General Counsel Shane Burgo voted against the motion and also cited PEC as a viable option.

“Rising health care costs are a national problem and will not be solved by cutting benefits or increasing out-of-pocket spending. The New Bedford Public Employees Committee (PEC) continues to bargain in good faith, I encourage this administration to do the same,” Burgo said. “PEC has made many concessions that have saved them almost $3,000,000 over the past three years. I will continue to support their bargaining position to negotiate fair and equitable health care.

Ward 3 Councilman Hugh Dunn, who also voted against the motion, suggested an ulterior motive in bringing the idea of ​​negotiating healthcare costs back to council.

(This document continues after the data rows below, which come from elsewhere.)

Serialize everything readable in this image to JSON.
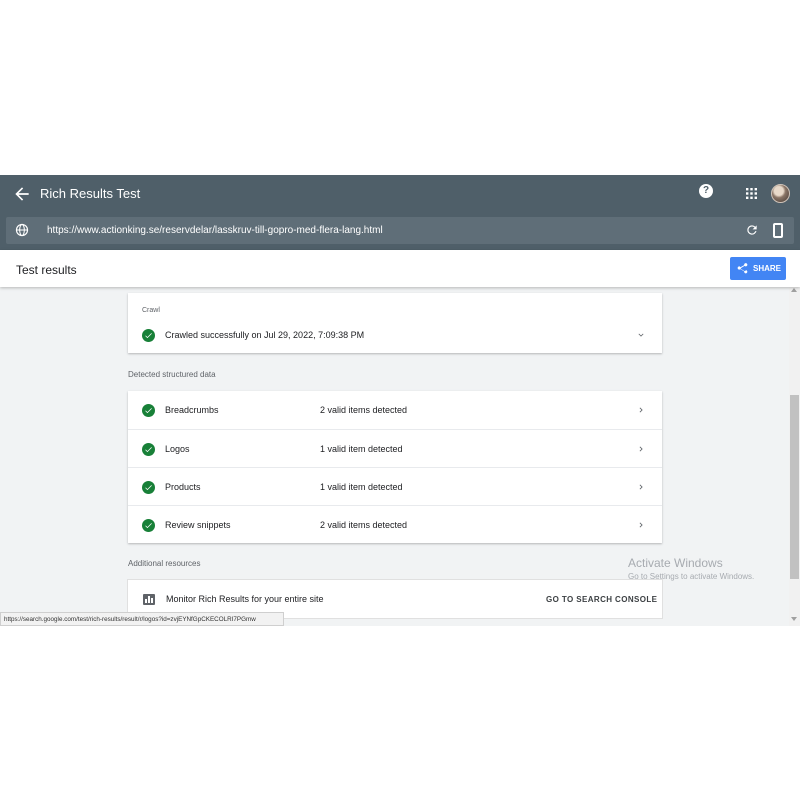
{
  "header": {
    "title": "Rich Results Test",
    "back_icon": "arrow-back-icon",
    "help_icon": "help-icon",
    "help_glyph": "?",
    "apps_icon": "apps-grid-icon",
    "avatar": "user-avatar",
    "bg_color": "#4f5f69"
  },
  "urlbar": {
    "url": "https://www.actionking.se/reservdelar/lasskruv-till-gopro-med-flera-lang.html",
    "globe_icon": "globe-icon",
    "reload_icon": "reload-icon",
    "device_icon": "smartphone-icon"
  },
  "results_bar": {
    "title": "Test results",
    "share_label": "SHARE",
    "share_icon": "share-icon",
    "share_color": "#4285f4"
  },
  "crawl": {
    "label": "Crawl",
    "status_text": "Crawled successfully on Jul 29, 2022, 7:09:38 PM",
    "status_icon": "check-circle-icon",
    "expand_icon": "chevron-down-icon"
  },
  "structured_data": {
    "heading": "Detected structured data",
    "items": [
      {
        "name": "Breadcrumbs",
        "count": "2 valid items detected"
      },
      {
        "name": "Logos",
        "count": "1 valid item detected"
      },
      {
        "name": "Products",
        "count": "1 valid item detected"
      },
      {
        "name": "Review snippets",
        "count": "2 valid items detected"
      }
    ],
    "valid_color": "#188038"
  },
  "additional_resources": {
    "heading": "Additional resources",
    "item_text": "Monitor Rich Results for your entire site",
    "item_icon": "bar-chart-icon",
    "link_label": "GO TO SEARCH CONSOLE"
  },
  "watermark": {
    "line1": "Activate Windows",
    "line2": "Go to Settings to activate Windows."
  },
  "status_url": "https://search.google.com/test/rich-results/result/r/logos?id=zvjEYNfGpCKECOLRI7PGmw"
}
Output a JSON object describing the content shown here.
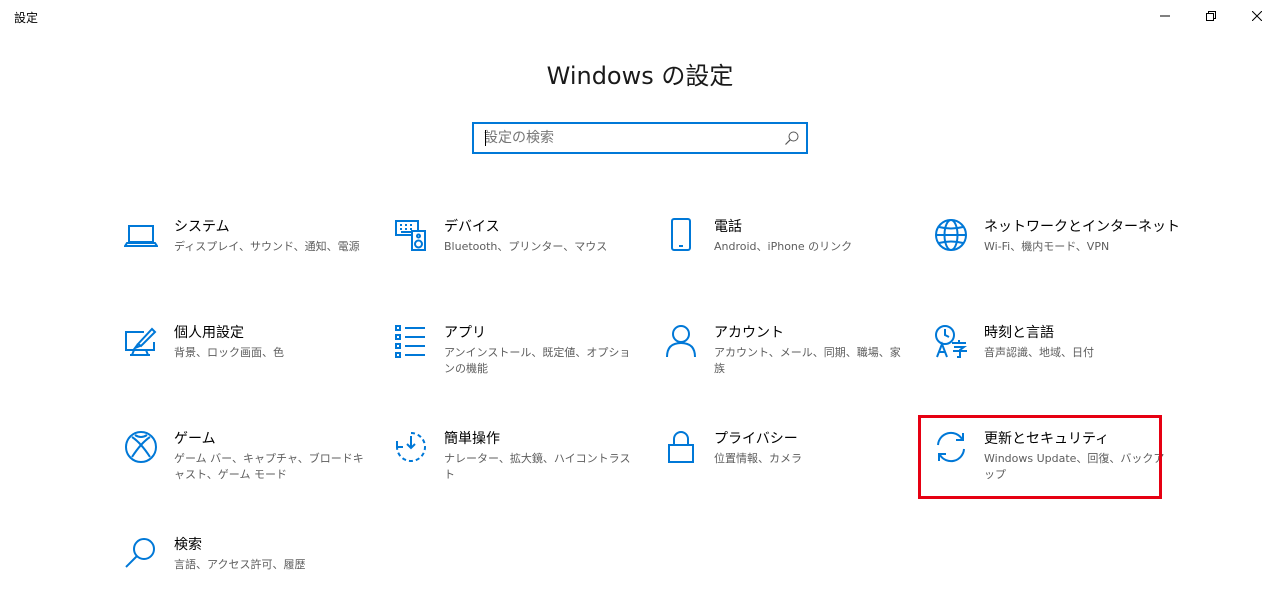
{
  "window": {
    "title": "設定",
    "minimize_icon": "minimize-icon",
    "maximize_icon": "restore-icon",
    "close_icon": "close-icon"
  },
  "header": {
    "title": "Windows の設定"
  },
  "search": {
    "placeholder": "設定の検索",
    "value": "",
    "icon": "search-icon"
  },
  "accent_color": "#0078d7",
  "highlight_color": "#e60012",
  "tiles": [
    {
      "title": "システム",
      "desc": "ディスプレイ、サウンド、通知、電源",
      "icon": "laptop-icon"
    },
    {
      "title": "デバイス",
      "desc": "Bluetooth、プリンター、マウス",
      "icon": "keyboard-speaker-icon"
    },
    {
      "title": "電話",
      "desc": "Android、iPhone のリンク",
      "icon": "phone-icon"
    },
    {
      "title": "ネットワークとインターネット",
      "desc": "Wi-Fi、機内モード、VPN",
      "icon": "globe-icon"
    },
    {
      "title": "個人用設定",
      "desc": "背景、ロック画面、色",
      "icon": "paint-icon"
    },
    {
      "title": "アプリ",
      "desc": "アンインストール、既定値、オプションの機能",
      "icon": "apps-list-icon"
    },
    {
      "title": "アカウント",
      "desc": "アカウント、メール、同期、職場、家族",
      "icon": "person-icon"
    },
    {
      "title": "時刻と言語",
      "desc": "音声認識、地域、日付",
      "icon": "time-language-icon"
    },
    {
      "title": "ゲーム",
      "desc": "ゲーム バー、キャプチャ、ブロードキャスト、ゲーム モード",
      "icon": "xbox-icon"
    },
    {
      "title": "簡単操作",
      "desc": "ナレーター、拡大鏡、ハイコントラスト",
      "icon": "ease-of-access-icon"
    },
    {
      "title": "プライバシー",
      "desc": "位置情報、カメラ",
      "icon": "lock-icon"
    },
    {
      "title": "更新とセキュリティ",
      "desc": "Windows Update、回復、バックアップ",
      "icon": "sync-icon"
    },
    {
      "title": "検索",
      "desc": "言語、アクセス許可、履歴",
      "icon": "magnifier-icon"
    }
  ]
}
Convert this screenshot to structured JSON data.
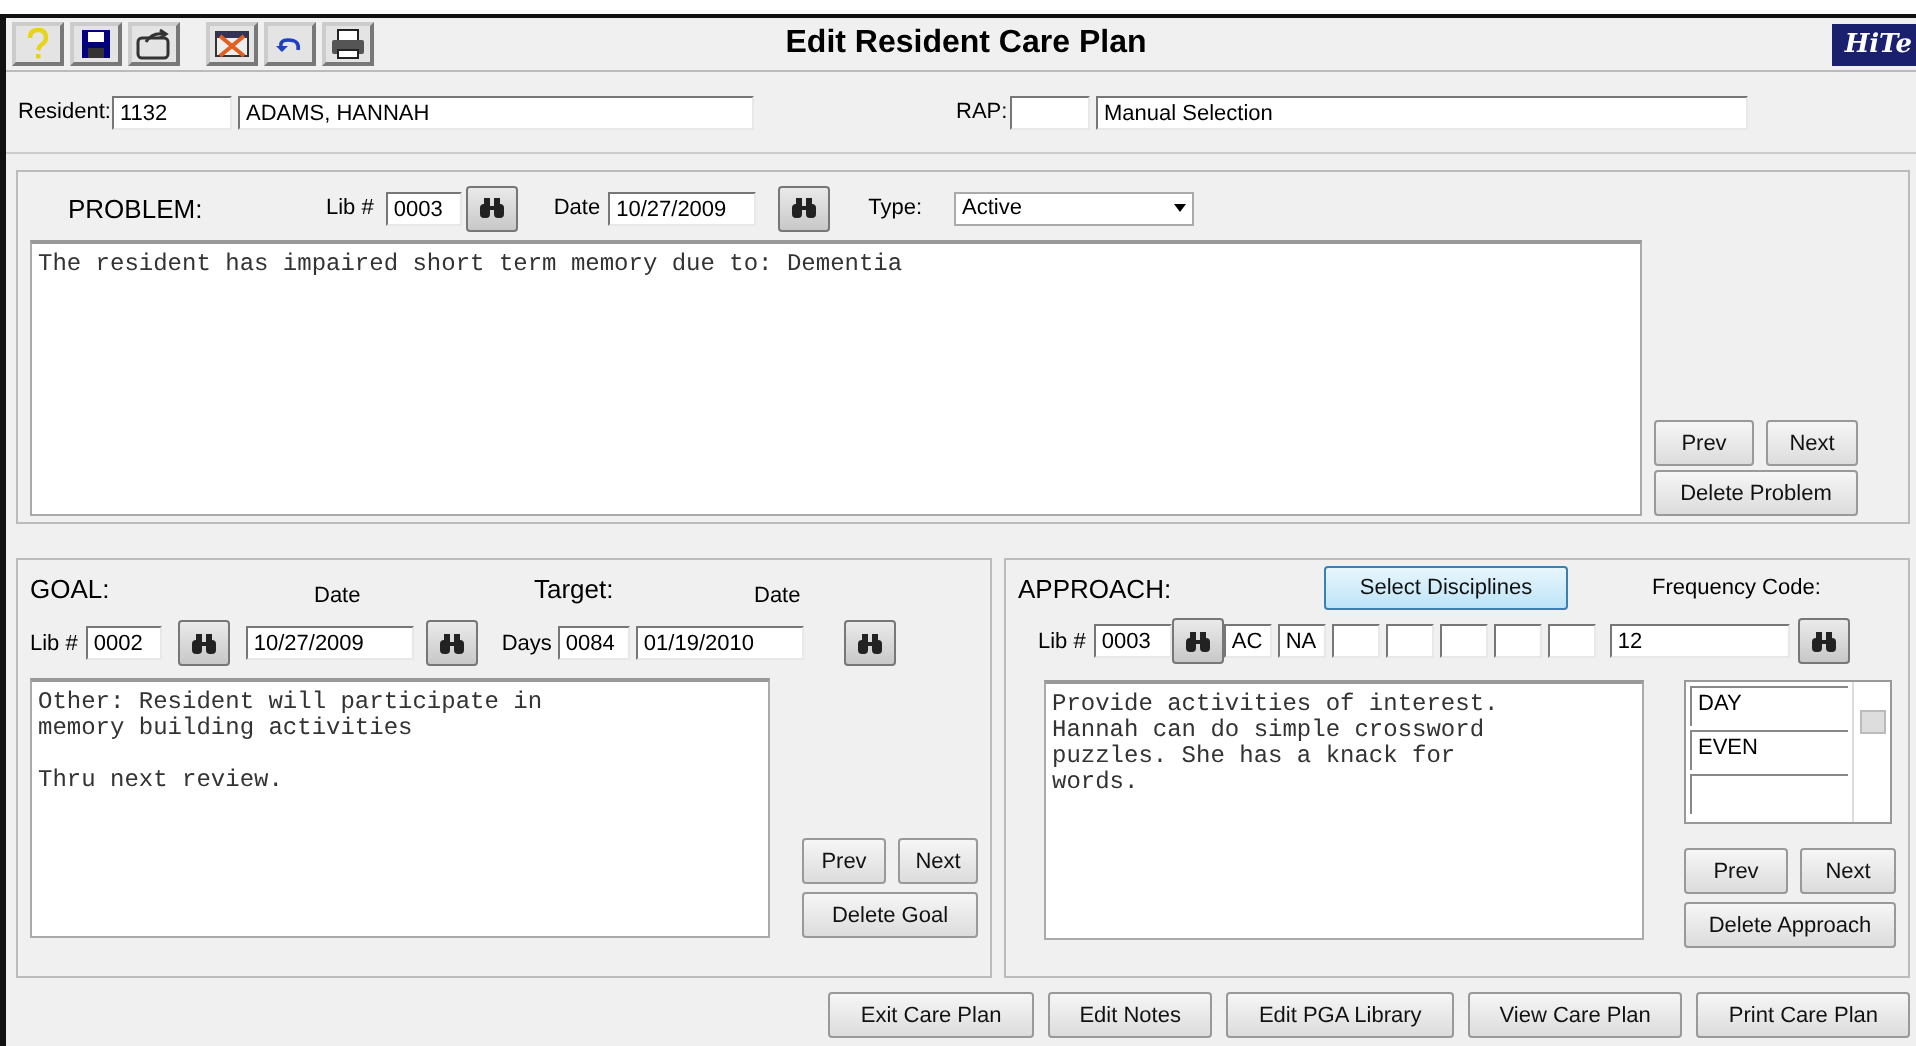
{
  "window": {
    "title": "Edit Resident Care Plan",
    "logo": "HiTe"
  },
  "resident": {
    "label": "Resident:",
    "id": "1132",
    "name": "ADAMS, HANNAH",
    "rap_label": "RAP:",
    "rap_selection": "Manual Selection"
  },
  "problem": {
    "heading": "PROBLEM:",
    "lib_label": "Lib #",
    "lib": "0003",
    "date_label": "Date",
    "date": "10/27/2009",
    "type_label": "Type:",
    "type": "Active",
    "text": "The resident has impaired short term memory due to: Dementia",
    "buttons": [
      "Prev",
      "Next",
      "Delete Problem"
    ]
  },
  "goal": {
    "heading": "GOAL:",
    "date_heading": "Date",
    "target_heading": "Target:",
    "target_date_heading": "Date",
    "lib_label": "Lib #",
    "lib": "0002",
    "date": "10/27/2009",
    "days_label": "Days",
    "days": "0084",
    "target_date": "01/19/2010",
    "text": "Other: Resident will participate in\nmemory building activities\n\nThru next review.",
    "buttons": [
      "Prev",
      "Next",
      "Delete Goal"
    ]
  },
  "approach": {
    "heading": "APPROACH:",
    "select_button": "Select Disciplines",
    "lib_label": "Lib #",
    "lib": "0003",
    "disciplines": [
      "AC",
      "NA"
    ],
    "text": "Provide activities of interest.\nHannah can do simple crossword\npuzzles. She has a knack for\nwords.",
    "frequency_label": "Frequency Code:",
    "frequency": "12",
    "frequency_items": [
      "DAY",
      "EVEN"
    ],
    "buttons": [
      "Prev",
      "Next",
      "Delete Approach"
    ]
  },
  "footer_buttons": [
    "Exit Care Plan",
    "Edit Notes",
    "Edit PGA Library",
    "View Care Plan",
    "Print Care Plan"
  ]
}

“The proposal is a tired and perennial red herring tabled again to distract from administration spending in the annual budget. There has been no tax rate reduction in any municipality where this proposal has been enacted. The only thing that has been cut is essential healthcare coverage for city workers,” he said. “I support the right of our employees to negotiate their health care – and I refuse to compromise that commitment, especially during a pandemic.”

Mitchell said that despite the council having rejected this motion three times, he will continue to bring it forward until he decides to act.

“What we’re trying to do is not wait for a financial crisis to put in place these useful reforms, these meaningful reforms,” ​​he said. “That’s what we do in New Bedford, wait until there’s a big hole in the roof before we go fix it. I happen to follow the saying fix your roof while the sun is still shining, because we don’t want to get to a point where things are so tight, finances are so tight, that we actually have to cut things that really matter to people or unduly tax taxpayers and/or both.

“That’s why I preach the long term. This is a long-term measure that will put the city on a better footing,” he said. “Unfortunately the council missed that opportunity (Tuesday) evening.”